What we replace (the genuinely dangerous stuff)
Knob-and-tube is the obvious one — porcelain insulators and rubber-coated single cores running through the roof space. By now the rubber is perished, the brittle remains crack when touched, and any thermal load (downlights, ducted heating) brings the surface temperature up against what's left of the insulation. We strip it out. The same goes for VIR cable (vulcanised India rubber, common in the 1920s–40s) once the sheath has gone hard, and for any cloth-sheathed run where the insulation has crumbled inside the wall. Older asbestos-sheathed cable — common in the kind of period meter boards you'll find around east Melbourne — gets removed under controlled conditions.
What we keep and restore
Original ceiling roses are almost always salvageable. We pull them down, replace the cable inside them, and refit the original fixture. Period pendants, picture lights and decorative fittings often just need a rewire of the flex and a new earth — the brass or porcelain bodies outlast their cabling by decades. If we genuinely can't save a fitting we'll source a like-for-like reproduction rather than substituting a modern one, and we'll talk you through the options before ordering.
Switchboards in old houses
The default when rewiring an older home is to move the switchboard out of the kitchen or front hall during the upgrade — laundry, pantry, internal cupboard, or a hallway recess all work. A modern board with safety switches on every circuit is non-negotiable for safety, but it doesn't have to be the first thing visitors see. Where the consumer mains are also undersized — common in homes built for a single light circuit and two power circuits per floor — we resize them at the same time and coordinate the metering reconnection with the distributor.
Heritage overlay considerations
Heritage overlay rules are about exterior visibility. Internal rewiring isn't restricted.
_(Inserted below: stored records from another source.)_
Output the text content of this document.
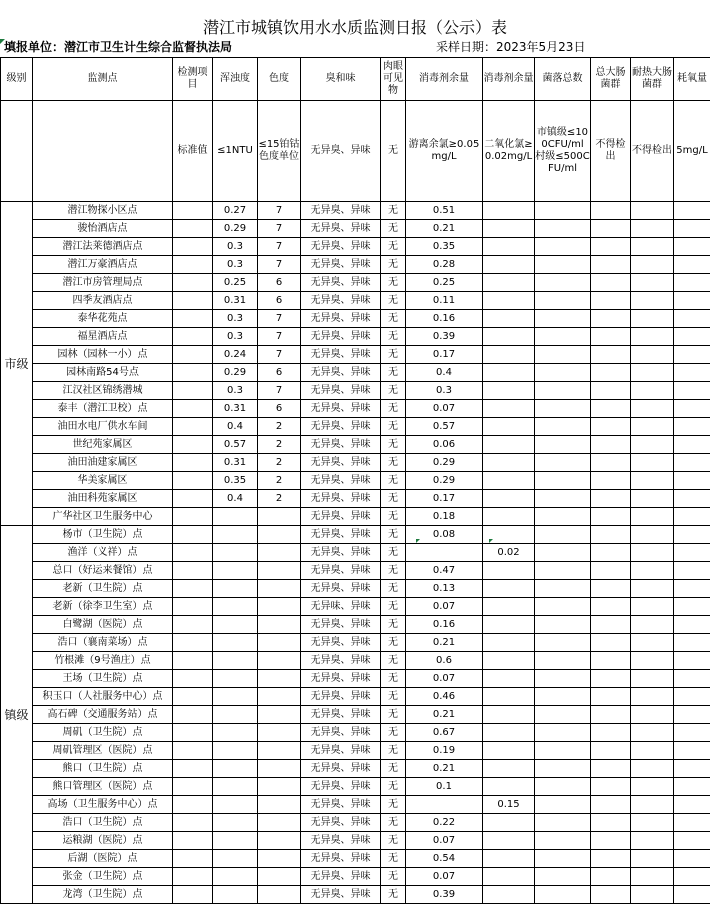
潜江市城镇饮用水水质监测日报（公示）表
填报单位：潜江市卫生计生综合监督执法局	采样日期：2023年5月23日
级别	监测点	检测项目	浑浊度	色度	臭和味	肉眼可见物	消毒剂余量	消毒剂余量	菌落总数	总大肠菌群	耐热大肠菌群	耗氧量
		标准值	≤1NTU	≤15铂钴色度单位	无异臭、异味	无	游离余氯≥0.05mg/L	二氧化氯≥0.02mg/L	市镇级≤100CFU/ml 村级≤500CFU/ml	不得检出	不得检出	5mg/L
市级	潜江物探小区点		0.27	7	无异臭、异味	无	0.51					
	骏怡酒店点		0.29	7	无异臭、异味	无	0.21					
	潜江法莱德酒店点		0.3	7	无异臭、异味	无	0.35					
	潜江万豪酒店点		0.3	7	无异臭、异味	无	0.28					
	潜江市房管理局点		0.25	6	无异臭、异味	无	0.25					
	四季友酒店点		0.31	6	无异臭、异味	无	0.11					
	泰华花苑点		0.3	7	无异臭、异味	无	0.16					
	福星酒店点		0.3	7	无异臭、异味	无	0.39					
	园林（园林一小）点		0.24	7	无异臭、异味	无	0.17					
	园林南路54号点		0.29	6	无异臭、异味	无	0.4					
	江汉社区锦绣潜城		0.3	7	无异臭、异味	无	0.3					
	泰丰（潜江卫校）点		0.31	6	无异臭、异味	无	0.07					
	油田水电厂供水车间		0.4	2	无异臭、异味	无	0.57					
	世纪苑家属区		0.57	2	无异臭、异味	无	0.06					
	油田油建家属区		0.31	2	无异臭、异味	无	0.29					
	华美家属区		0.35	2	无异臭、异味	无	0.29					
	油田科苑家属区		0.4	2	无异臭、异味	无	0.17					
	广华社区卫生服务中心				无异臭、异味	无	0.18					
镇级	杨市（卫生院）点				无异臭、异味	无	0.08					
	渔洋（义祥）点				无异臭、异味	无		0.02				
	总口（好运来餐馆）点				无异臭、异味	无	0.47					
	老新（卫生院）点				无异臭、异味	无	0.13					
	老新（徐李卫生室）点				无异味、异味	无	0.07					
	白鹭湖（医院）点				无异臭、异味	无	0.16					
	浩口（襄南菜场）点				无异臭、异味	无	0.21					
	竹根滩（9号渔庄）点				无异臭、异味	无	0.6					
	王场（卫生院）点				无异臭、异味	无	0.07					
	积玉口（人社服务中心）点				无异臭、异味	无	0.46					
	高石碑（交通服务站）点				无异臭、异味	无	0.21					
	周矶（卫生院）点				无异臭、异味	无	0.67					
	周矶管理区（医院）点				无异臭、异味	无	0.19					
	熊口（卫生院）点				无异臭、异味	无	0.21					
	熊口管理区（医院）点				无异臭、异味	无	0.1					
	高场（卫生服务中心）点				无异臭、异味	无		0.15				
	浩口（卫生院）点				无异臭、异味	无	0.22					
	运粮湖（医院）点				无异臭、异味	无	0.07					
	后湖（医院）点				无异臭、异味	无	0.54					
	张金（卫生院）点				无异臭、异味	无	0.07					
	龙湾（卫生院）点				无异臭、异味	无	0.39					
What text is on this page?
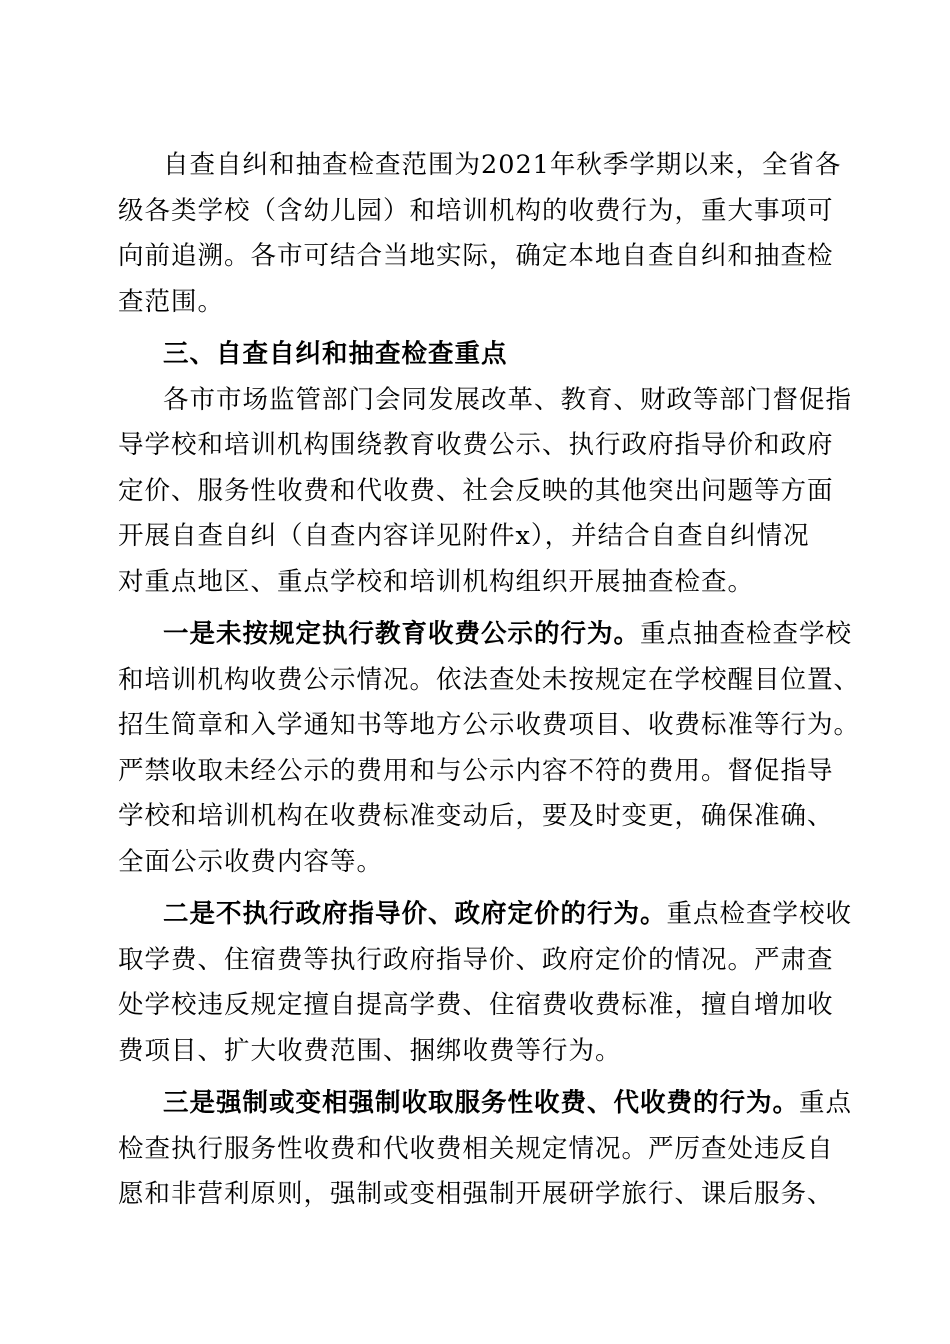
自查自纠和抽查检查范围为2021年秋季学期以来，全省各
级各类学校（含幼儿园）和培训机构的收费行为，重大事项可
向前追溯。各市可结合当地实际，确定本地自查自纠和抽查检
查范围。
三、自查自纠和抽查检查重点
各市市场监管部门会同发展改革、教育、财政等部门督促指
导学校和培训机构围绕教育收费公示、执行政府指导价和政府
定价、服务性收费和代收费、社会反映的其他突出问题等方面
开展自查自纠（自查内容详见附件x），并结合自查自纠情况
对重点地区、重点学校和培训机构组织开展抽查检查。
一是未按规定执行教育收费公示的行为。重点抽查检查学校
和培训机构收费公示情况。依法查处未按规定在学校醒目位置、
招生简章和入学通知书等地方公示收费项目、收费标准等行为。
严禁收取未经公示的费用和与公示内容不符的费用。督促指导
学校和培训机构在收费标准变动后，要及时变更，确保准确、
全面公示收费内容等。
二是不执行政府指导价、政府定价的行为。重点检查学校收
取学费、住宿费等执行政府指导价、政府定价的情况。严肃查
处学校违反规定擅自提高学费、住宿费收费标准，擅自增加收
费项目、扩大收费范围、捆绑收费等行为。
三是强制或变相强制收取服务性收费、代收费的行为。重点
检查执行服务性收费和代收费相关规定情况。严厉查处违反自
愿和非营利原则，强制或变相强制开展研学旅行、课后服务、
Solar conduit on a heritage-significant elevation, external lighting visible from the street, or relocating the meter to a more visible spot — those are the touchpoints, and we flag them in the quote so there's no surprise at certificate-of-occupancy time. Inside the house you can put a modern switchboard, run new circuits, and install LED downlights without engaging council at all.
Standards the work meets
Every job is wired to AS/NZS 3000 (the Wiring Rules) — the same standard new builds work to. There's no separate "heritage exemption" in the Australian electrical code, which means a Federation home with a tasteful new board is held to exactly the same safety bar as a 2026 new build. Hardwired interconnected smoke alarms per AS 3786 go in during any major work, and a Certificate of Electrical Safety is lodged with Energy Safe Victoria on completion.